Marah Curtis PhD, Associate Professor, School of Social Work. Her research focuses on the health, housing stability and living arrangements of economically vulnerable families and individuals.
Larissa Duncan, PhD, Associate Professor, Faculty Director, Center for Child and Family Well-Being, School of Human Ecology. She studies the biological and psychological pathways through which contemplative practices may support healthy child and family development.
Michal Engleman, PhD, Associate Professor, Department of Sociology. Her research focuses on the dynamics of population aging and health across the life course, with particular emphasis on early and mid-life factors that influence health disparities at older ages.
Eric Grodsky, PhD, Professor, Departments of Sociology and Educational Policy Studies and studies the sociology of education and social stratification.
Sarah Halpern-Meekin, PhD, Associate Professor, Department of Human Development & Family Studies, School of Human Ecology. A sociologist, her research interests include tax-based government assistance for low-income families.
Mosi Ifatunji, PhD, Assistant Professor, Department of Afro-American Studies. Dr. Ifatunji’s primary research and teaching interests are in racial and ethnic theory and the methods used to study inequality and stratification.
Michael Light, PhD, Associate Professor of Sociology and Chicano/Latino Studies. Dr. Light’s work focuses on the legal and criminological consequences of international migration, the relationship between racial/ethnic stratification and crime, and the health consequences of major social and demographic shifts.
Jenna Nobles, PhD, Professor, Department of Sociology and Associate Director of Training, Center for Demography & Ecology. She is a sociologist and demographer who studies demographic and health issues faced by low-income populations in the US, Southeast Asia, and Latin America.
Beth Olson, PhD, Associate Professor of Nutritional Sciences and an expert in nutritional sciences. With a focus on interventions to support breastfeeding for low-income and working women, she considers herself a social scientist.
Stephanie Robert, PhD, Professor and Director, School of Social Work. Her research is focused on neighborhood context and health over the life course.
Carol Ryff, PhD, Professor, Department of Psychology and Associate Director, UW Institute on Aging. She is PI of the Midlife in the U.S. (MIDUS) national study; her expertise is in the biopsychosocial pathways to health.

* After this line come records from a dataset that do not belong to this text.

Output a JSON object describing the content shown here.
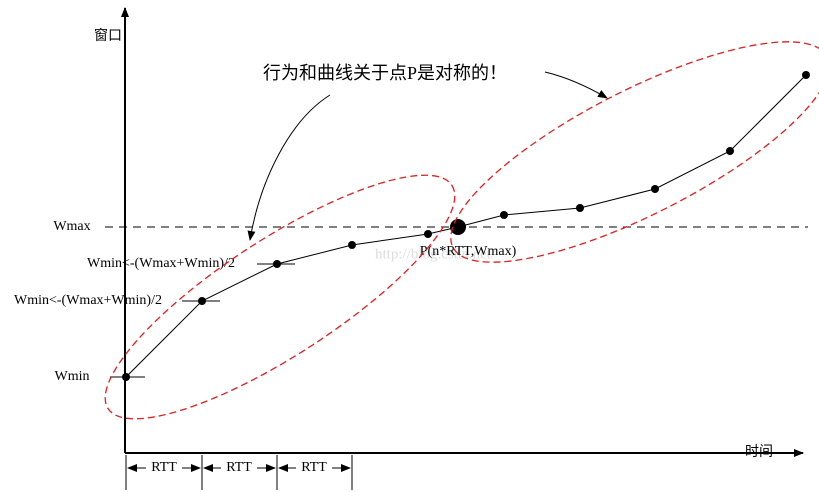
{
  "axes": {
    "y_label": "窗口",
    "x_label": "时间"
  },
  "levels": {
    "wmax": "Wmax",
    "wmin": "Wmin",
    "update_1": "Wmin<-(Wmax+Wmin)/2",
    "update_2": "Wmin<-(Wmax+Wmin)/2"
  },
  "rtt": [
    "RTT",
    "RTT",
    "RTT"
  ],
  "point_label": "P(n*RTT,Wmax)",
  "annotation": "行为和曲线关于点P是对称的！",
  "watermark": "http://blog.csdn.net/"
}
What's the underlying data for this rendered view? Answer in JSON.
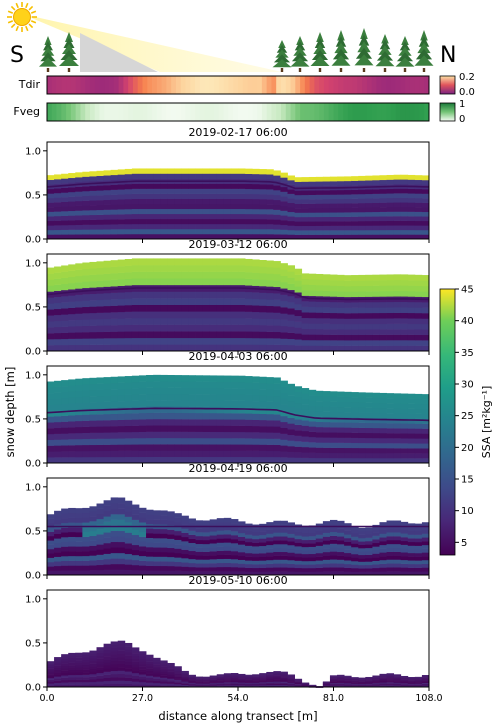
{
  "header": {
    "south_label": "S",
    "north_label": "N",
    "sun_icon": "sun-icon",
    "tree_icon": "conifer-tree-icon"
  },
  "strips": {
    "tdir": {
      "label": "Tdir",
      "colorbar_ticks": [
        "0.2",
        "0.0"
      ],
      "range": [
        0,
        0.2
      ],
      "colormap": "magma-like",
      "profile": [
        [
          0,
          0.05
        ],
        [
          20,
          0.05
        ],
        [
          28,
          0.12
        ],
        [
          36,
          0.16
        ],
        [
          44,
          0.18
        ],
        [
          54,
          0.17
        ],
        [
          60,
          0.16
        ],
        [
          64,
          0.12
        ],
        [
          66,
          0.17
        ],
        [
          70,
          0.15
        ],
        [
          76,
          0.1
        ],
        [
          84,
          0.06
        ],
        [
          96,
          0.05
        ],
        [
          108,
          0.04
        ]
      ]
    },
    "fveg": {
      "label": "Fveg",
      "colorbar_ticks": [
        "1",
        "0"
      ],
      "range": [
        0,
        1
      ],
      "colormap": "greens",
      "profile": [
        [
          0,
          0.7
        ],
        [
          4,
          0.55
        ],
        [
          10,
          0.3
        ],
        [
          16,
          0.1
        ],
        [
          22,
          0.05
        ],
        [
          60,
          0.05
        ],
        [
          66,
          0.2
        ],
        [
          72,
          0.55
        ],
        [
          80,
          0.65
        ],
        [
          90,
          0.75
        ],
        [
          100,
          0.8
        ],
        [
          108,
          0.7
        ]
      ]
    }
  },
  "chart_data": {
    "type": "heatmap",
    "xlabel": "distance along transect [m]",
    "ylabel": "snow depth [m]",
    "xlim": [
      0,
      108
    ],
    "ylim": [
      0,
      1.1
    ],
    "xticks": [
      "0.0",
      "27.0",
      "54.0",
      "81.0",
      "108.0"
    ],
    "yticks": [
      "0.0",
      "0.5",
      "1.0"
    ],
    "colorbar": {
      "label": "SSA [m²kg⁻¹]",
      "range": [
        3,
        45
      ],
      "ticks": [
        "45",
        "40",
        "35",
        "30",
        "25",
        "20",
        "15",
        "10",
        "5"
      ],
      "colormap": "viridis"
    },
    "panels": [
      {
        "title": "2019-02-17 06:00",
        "depth_profile": [
          [
            0,
            0.72
          ],
          [
            10,
            0.76
          ],
          [
            25,
            0.8
          ],
          [
            55,
            0.8
          ],
          [
            64,
            0.79
          ],
          [
            68,
            0.74
          ],
          [
            70,
            0.7
          ],
          [
            85,
            0.71
          ],
          [
            100,
            0.73
          ],
          [
            108,
            0.72
          ]
        ],
        "surface_ssa": 44,
        "surface_fraction": 0.05
      },
      {
        "title": "2019-03-12 06:00",
        "depth_profile": [
          [
            0,
            0.94
          ],
          [
            10,
            1.0
          ],
          [
            25,
            1.05
          ],
          [
            55,
            1.05
          ],
          [
            65,
            1.02
          ],
          [
            70,
            0.96
          ],
          [
            73,
            0.88
          ],
          [
            85,
            0.86
          ],
          [
            100,
            0.87
          ],
          [
            108,
            0.86
          ]
        ],
        "surface_ssa": 42,
        "surface_fraction": 0.26
      },
      {
        "title": "2019-04-03 06:00",
        "depth_profile": [
          [
            0,
            0.92
          ],
          [
            10,
            0.96
          ],
          [
            30,
            1.0
          ],
          [
            55,
            0.99
          ],
          [
            65,
            0.97
          ],
          [
            70,
            0.88
          ],
          [
            76,
            0.82
          ],
          [
            90,
            0.8
          ],
          [
            108,
            0.78
          ]
        ],
        "surface_ssa": 26,
        "surface_fraction": 0.3
      },
      {
        "title": "2019-04-19 06:00",
        "depth_profile": [
          [
            0,
            0.68
          ],
          [
            8,
            0.75
          ],
          [
            14,
            0.82
          ],
          [
            20,
            0.86
          ],
          [
            28,
            0.78
          ],
          [
            36,
            0.68
          ],
          [
            50,
            0.62
          ],
          [
            60,
            0.6
          ],
          [
            70,
            0.58
          ],
          [
            80,
            0.6
          ],
          [
            90,
            0.56
          ],
          [
            100,
            0.6
          ],
          [
            108,
            0.62
          ]
        ],
        "surface_ssa": 12,
        "surface_fraction": 0.2
      },
      {
        "title": "2019-05-10 06:00",
        "depth_profile": [
          [
            0,
            0.28
          ],
          [
            8,
            0.38
          ],
          [
            16,
            0.48
          ],
          [
            22,
            0.5
          ],
          [
            28,
            0.42
          ],
          [
            34,
            0.26
          ],
          [
            40,
            0.16
          ],
          [
            50,
            0.12
          ],
          [
            60,
            0.18
          ],
          [
            68,
            0.14
          ],
          [
            76,
            0.04
          ],
          [
            78,
            0.0
          ],
          [
            80,
            0.1
          ],
          [
            90,
            0.14
          ],
          [
            100,
            0.12
          ],
          [
            108,
            0.16
          ]
        ],
        "surface_ssa": 7,
        "surface_fraction": 0.6
      }
    ]
  }
}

Earlise Ward, PhD, Director of Morgridge Center of Public Service, Associate Professor of Clinical Psychology, School of Nursing. Her research is focused on mental health interventions for African Americans.
Claire Wendland, MD, PhD, Professor, Departments of Anthropology and Ob-Gyn, A medical anthropologist, her work focuses on the globalization of biomedicine. Related work includes the anthropology of reproduction, sexuality and the body.
Ian Bird, PhD, Professor and Vice Chair for Research and Integrated Graduate Training, Department of Obstetrics & Gynecology. An expert in the molecular endocrinology of reproduction, he is Director, Endocrinology-Reproductive Physiology, and PI of the associated Predoctoral T32.
Christopher Coe, PhD, Professor, Department of Psychology and Director of the Harlow Center for Biological Psychology. His research focuses on the relationship between psychosocial processes and health disparities.
Thaddeus Golos, PhD, Professor and Chair, Department of Comparative Biosciences is a reproductive immunologist.
Linda Schuler, PhD, VMD, Professor and Associate Chair for Faculty Development, Department of Comparative Biosciences, and studies biological effects of chronic stress.